Payroll Tax Deferral/Credit for Businesses
Payroll taxes due from employers can be deferred throughout 2020. Fifty percent of that total must be paid by December 31, 2021 and the remainder by December 31, 2022. This payroll tax deferral also applies to self-employed individuals, who may defer 50 percent of the self-employment taxes due in 2020. Repayment of 50 percent must occur by the end of 2021 and the remainder by the end of 2022.
There is also an employee retention credit for businesses that are at least partially suspended due to government restriction. There is some complexity in determining if a business qualifies and what the credit will be, so be sure to consult a tax professional.
Relief for Student Loan Borrowers
All student loan payments are deferred until September 30, 2020. The borrower is required to notify the loan provider of the intention to pause payments as provided under the CARES Act.
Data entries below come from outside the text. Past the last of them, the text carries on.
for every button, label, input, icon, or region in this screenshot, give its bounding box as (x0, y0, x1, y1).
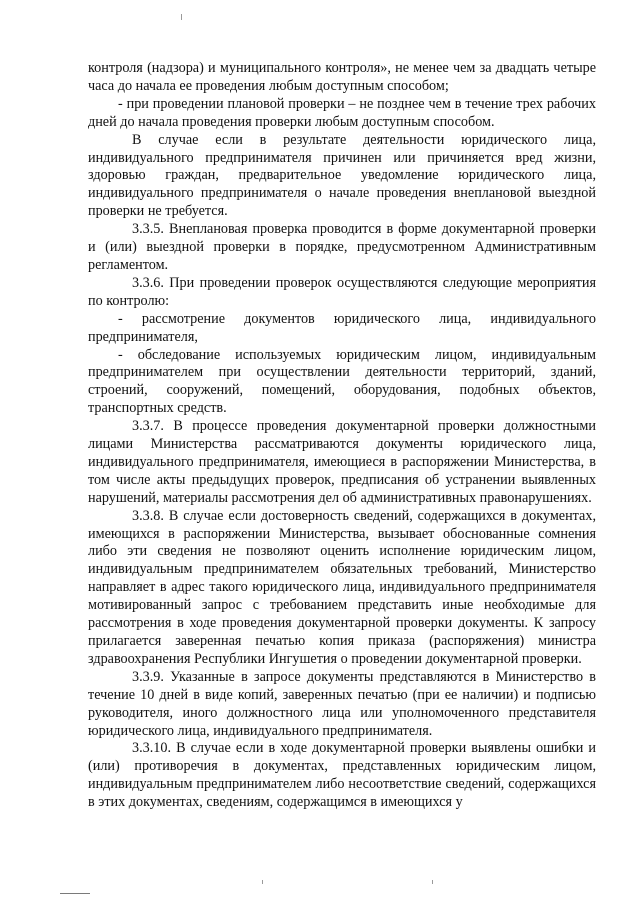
scan-artifact-mark (181, 14, 182, 20)
paragraph-3-3-7: 3.3.7. В процессе проведения документарной проверки должностными лицами Министерства рассматриваются документы юридического лица, индивидуального предпринимателя, имеющиеся в распоряжении Министерства, в том числе акты предыдущих проверок, предписания об устранении выявленных нарушений, материалы рассмотрения дел об административных правонарушениях. (88, 418, 596, 506)
list-item-review-documents: - рассмотрение документов юридического лица, индивидуального предпринимателя, (88, 310, 596, 345)
paragraph-harm-case: В случае если в результате деятельности юридического лица, индивидуального предпринимателя причинен или причиняется вред жизни, здоровью граждан, предварительное уведомление юридического лица, индивидуального предпринимателя о начале проведения внеплановой выездной проверки не требуется. (88, 131, 596, 220)
paragraph-continuation: контроля (надзора) и муниципального контроля», не менее чем за двадцать четыре часа до начала ее проведения любым доступным способом; (88, 60, 596, 94)
scan-artifact-mark (262, 880, 263, 884)
list-item-inspection-of-premises: - обследование используемых юридическим лицом, индивидуальным предпринимателем при осуществлении деятельности территорий, зданий, строений, сооружений, помещений, оборудования, подобных объектов, транспортных средств. (88, 346, 596, 417)
paragraph-3-3-6: 3.3.6. При проведении проверок осуществляются следующие мероприятия по контролю: (88, 274, 596, 309)
paragraph-3-3-9: 3.3.9. Указанные в запросе документы представляются в Министерство в течение 10 дней в виде копий, заверенных печатью (при ее наличии) и подписью руководителя, иного должностного лица или уполномоченного представителя юридического лица, индивидуального предпринимателя. (88, 668, 596, 739)
document-body (88, 60, 596, 812)
paragraph-3-3-10: 3.3.10. В случае если в ходе документарной проверки выявлены ошибки и (или) противоречия в документах, представленных юридическим лицом, индивидуальным предпринимателем либо несоответствие сведений, содержащихся в этих документах, сведениям, содержащимся в имеющихся у (88, 740, 596, 811)
paragraph-3-3-5: 3.3.5. Внеплановая проверка проводится в форме документарной проверки и (или) выездной проверки в порядке, предусмотренном Административным регламентом. (88, 221, 596, 273)
paragraph-planned-inspection: - при проведении плановой проверки – не позднее чем в течение трех рабочих дней до начала проведения проверки любым доступным способом. (88, 95, 596, 130)
scan-artifact-line (60, 893, 90, 894)
paragraph-3-3-8: 3.3.8. В случае если достоверность сведений, содержащихся в документах, имеющихся в распоряжении Министерства, вызывает обоснованные сомнения либо эти сведения не позволяют оценить исполнение юридическим лицом, индивидуальным предпринимателем обязательных требований, Министерство направляет в адрес такого юридического лица, индивидуального предпринимателя мотивированный запрос с требованием представить иные необходимые для рассмотрения в ходе проведения документарной проверки документы. К запросу прилагается заверенная печатью копия приказа (распоряжения) министра здравоохранения Республики Ингушетия о проведении документарной проверки. (88, 507, 596, 667)
scan-artifact-mark (432, 880, 433, 884)
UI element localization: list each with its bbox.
Additional benefits exist for borrowers and grant recipients. Check with your loan provider or school for more information.
Rules Related to Tax-Deductible Charitable Contributions
The vast majority of tax filers choose a standard deduction rather than the option of itemizing deductions. However, this means that for most people, charitable contributions are no longer deductible. In 2020, those choosing to file taxes using standard deductions will be able to claim a maximum deduction of $300 for qualifying charitable contributions. These “above the line” deductions must be made in cash. The tax savings is limited, but it’s a way to reduce your overall tax liability for 2020.
For those who do itemize deductions on their 2020 return, the CARES Act eliminates rules that limited your qualified charitable contributions to no more than 60 percent of your Adjusted Gross Income (AGI). In 2020, you can deduct charitable contributions equal to as much as 100 percent of AGI. Consult your tax advisor for details and specific rules about what constitutes qualified contributions.
Similarly, for corporations, the limits on qualified charitable contributions has been increased from 10 percent currently to 25 percent of modified taxable income for 2020.
Donations to donor advised funds, supporting organizations or certain private foundations do not qualify.
Make smart choices for today and the long run
It’s a good idea to talk to your financial professional and tax advisor to find out how the CARES Act may affect you. You’ll want to carefully assess your options before deciding if and how to take advantage of the opportunities available to meet your current financial needs. Choices you make should be consistent with the intent of keeping your long-term financial plan on track.